Voila, je l'ai dit, il y a longtemps que cela couvait et c'est fait, je n'y reviendrai plus.
Vous nous engluez dans une espèce de compréhension universelle du monde qui ressemble étrangement aux méthodes de l'affaire qui nous occupe mais en plus « doucereux ». Vous êtes un faux cool, un agresseur au sourire d'ange et si on vous écoutait, on ne ferait rien et on n'aurait d'opinion sur rien, tant on passerait son temps à se mettre à la place de untel ou de untel.
Vous êtes la voix de la sagesse, celle qui endort les petits enfants au soir. Bref, je m'arrête là, il vaut mieux. Vous voyez, moi aussi je peux me mettre à votre place, mais pour mieux découvrir que je n'aime pas vos propos et votre morale à 2 balles.
On peut tuer par « gentillesse ».
à Ferdinand.Bardamu
De Claude PELLETIER
Retraité dans son jardin | 10H16 | 31/07/2008 |
Vous avez raison. Rien ne vaut un bon emportement et un bon pugilat,
de franches saignées plutôt que mes hésitations. Et qu'un sang impur abreuve notre pauvre raison ……
Vivez vos passions ! Jouissez sans entrave.
Avant de cliquer sur envoi, je note que vous n'avez répondu à aucun des éléments que j'avais pris la peine de présenter. Vous faites bien.
à Claude PELLETIER
De Ferdinand.Bardamu
11H56 | 31/07/2008 |
Entendons nous bien : je ne suis un pas un adepte du lissage doux de la pensée par manière policées interposées, mais suis un voyou qui manie l'invective et l'injure et nous n'avons donc rien à nous dire.
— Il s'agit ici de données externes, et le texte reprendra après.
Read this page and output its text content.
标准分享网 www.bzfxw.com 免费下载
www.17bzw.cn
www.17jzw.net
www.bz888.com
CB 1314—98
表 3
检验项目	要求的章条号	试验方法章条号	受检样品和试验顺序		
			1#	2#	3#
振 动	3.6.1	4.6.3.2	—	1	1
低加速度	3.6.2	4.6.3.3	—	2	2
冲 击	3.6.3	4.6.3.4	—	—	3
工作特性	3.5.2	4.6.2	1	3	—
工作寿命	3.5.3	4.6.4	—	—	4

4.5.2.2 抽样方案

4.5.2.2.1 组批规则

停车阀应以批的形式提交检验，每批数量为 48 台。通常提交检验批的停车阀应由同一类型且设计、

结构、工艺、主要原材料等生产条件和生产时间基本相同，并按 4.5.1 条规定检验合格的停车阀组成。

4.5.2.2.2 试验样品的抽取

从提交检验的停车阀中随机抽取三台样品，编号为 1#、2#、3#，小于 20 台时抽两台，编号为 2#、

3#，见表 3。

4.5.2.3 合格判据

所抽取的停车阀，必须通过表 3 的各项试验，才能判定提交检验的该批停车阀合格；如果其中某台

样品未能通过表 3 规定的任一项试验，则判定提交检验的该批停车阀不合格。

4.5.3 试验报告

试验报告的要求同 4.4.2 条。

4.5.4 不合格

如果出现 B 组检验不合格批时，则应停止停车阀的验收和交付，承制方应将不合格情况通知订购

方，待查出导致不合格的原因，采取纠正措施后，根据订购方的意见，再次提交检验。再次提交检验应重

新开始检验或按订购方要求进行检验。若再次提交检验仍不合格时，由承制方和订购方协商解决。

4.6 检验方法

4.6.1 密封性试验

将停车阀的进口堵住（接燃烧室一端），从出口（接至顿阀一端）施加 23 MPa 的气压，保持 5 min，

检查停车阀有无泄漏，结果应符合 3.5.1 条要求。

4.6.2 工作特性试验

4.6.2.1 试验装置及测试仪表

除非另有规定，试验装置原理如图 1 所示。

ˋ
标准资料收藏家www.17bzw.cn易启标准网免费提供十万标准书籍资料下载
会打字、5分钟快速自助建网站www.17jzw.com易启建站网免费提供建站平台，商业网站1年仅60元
Ne vous approchez pas de moi car je considérerais cela comme un casus belli et ne répondrais plus de rien. Un homme averti en vaut deux.
à Ferdinand.Bardamu
De anar78
flaneur | 12H00 | 01/08/2008 |
Votre pseudo en dit long… Ah, j'en ai connu, des pseud-céliniens à la mords-moi-le-noeud, prenant l'invective pour un argument, la provocation pour de la distinction, et puis que dire, Céline écrit bien, mais comme disait Boris Vian, écrire merde une fois toutes les 30 pages c'est du génie, écrire merde 30 fois par page, c'est un procédé… Alors ne faisons pas de bagatelles pour un massacre, je n'ai pas vu un seul de vos posts qui exprime le début de l'ombre hésitante d'une pensée, vous aurez compris que je ne suis pas un anar de droite…
De pegaze
ingé | 13H32 | 29/07/2008 |
aujourd'hui parler de manière lucide du monde dans lequel on vit s'est prendre le risque de se faire rejetter. osez parler à voix haute des problèmes et vous voyez alors plusieurs personnes prêtes à vous rincer la tête de pensée commune car vous compromettez leur douce somnolence.
De Villo
Dessinateur | 13H42 | 29/07/2008 |
J'aime bien cette manière d'aborder le sujet. C'est sensible et intelligent. Cela témoigne d'une jolie ouverture d'esprit et d'un désir d'utopie sous-jacent me semble-t-il. La vie d'un homme qui se risque à l'exposition c'est compliqué car les embûches sont nombreuses ; Il y a les excès mais aussi les erreurs et les contradictions ; Il y a les fidélités et les infidélités mais aussi parfois les errements. Siné, lui,est d'une espèce devenue un peu rare et il ne veut pas se résoudre. Se résoudre à quoi ? Se résoudre tout court ! Siné ouvre sa gueule et la devise ni Dieu ni maître lui colle à la peau et lui va comme un gant. Siné, le dernier des anars ? …
De Jack Sullivan
en boule | 13H43 | 29/07/2008 |
Merci Thomas, ça fait du bien de lire ça après tant d'insanités et de croisades voguant sur l'eau tiède !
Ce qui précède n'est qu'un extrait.